As the dust settles, GFL is reiterating it has ample room to keep growing faster than much of the industry and views itself as where some large players were seven or eight years ago. Dovigi said the focus for near-term acquisitions will largely be on densifying its existing footprint, to "juice as much of the fruit as we can," through tuck-ins and related moves. Though in a running theme during this quarter's calls, he was asked about the potential for another major transaction in the future and left the door open.
“Who knows, but whether we’re included in one of those or we happen to be the company that gets to pick up the divestitures from someone else merging would be a good outcome as well," said Dovigi.

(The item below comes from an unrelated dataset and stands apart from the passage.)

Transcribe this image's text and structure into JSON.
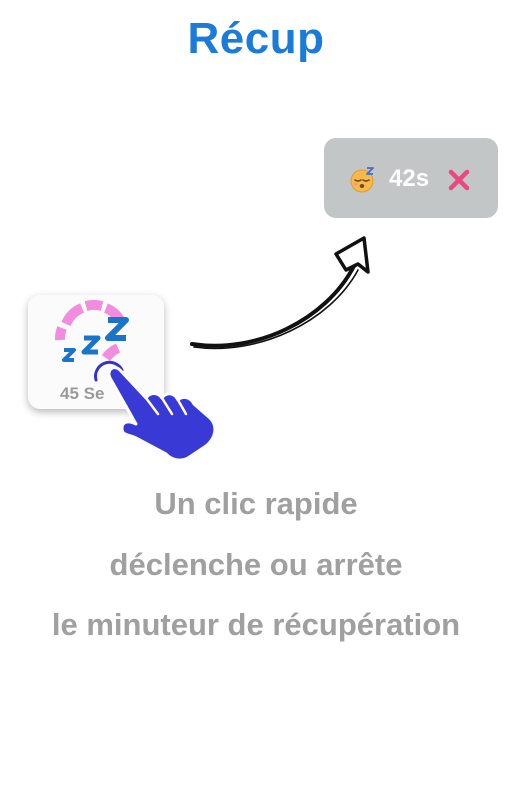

- Pandemic effects linger, especially in Eastern Canada, with Pelosi estimating upward of $130 million in lost solid waste revenue during the year. Yet GFL reported its most positive recovery trends since the first quarter, counting pricing growth of 3.6% and better recycling returns as signs of improvement.
- Fourth quarter solid waste collection volumes were down 3%, with residential largely flat and other lines dragging. Post-collection volumes were up by 10.5% year-over-year, largely due to new MRF business, with some improvements for landfill and transfer station volumes.
- GFL's liquid waste and infrastructure/soil remediation lines remain the most affected, due largely to certain regions. Dovigi said he wouldn't rule out selling the liquid waste business for the right price some day, but it's also recovering faster than many other segments and is still seen as a long-term benefit.
- While Canada's recovery is expected to take longer, due to to more intensive virus restrictions, Dovigi anticipates a major North American uptick is inevitable. "You look at the hockey stick effect that's going to come in late 2021 and 2022 and 2023. Sporting events reopening, hotels reopening, restaurants, schools, office buildings," he said. "That's just a big amount of volume that’s going to come in."
- GFL is anticipating 2021 revenue will be between $5.04 billion to $5.14 billion – with a 21% to 22% boost from last year's M&A – and adjusted free cash flow of $465 million to $495 million. This outlook does not factor in any potential acquisitions or the likely economic rebound.
- GFL anticipates another "outsized" year of M&A, potentially spending upward of $500 million on 25 to 30 transactions this year – including "attractive" opportunities in Canada. The bulk of this spending will include solid waste deals. That level of spending could maintain or increase into 2022 and 2023.
- As this expansion continues, GFL aims to maintain or decrease its current leverage rates while increasing profitability. By 2023, not factoring in potential acquisition or economic boosts, the company believes it can "significantly grow our free cash flow" and hit $6.405 billion in revenue.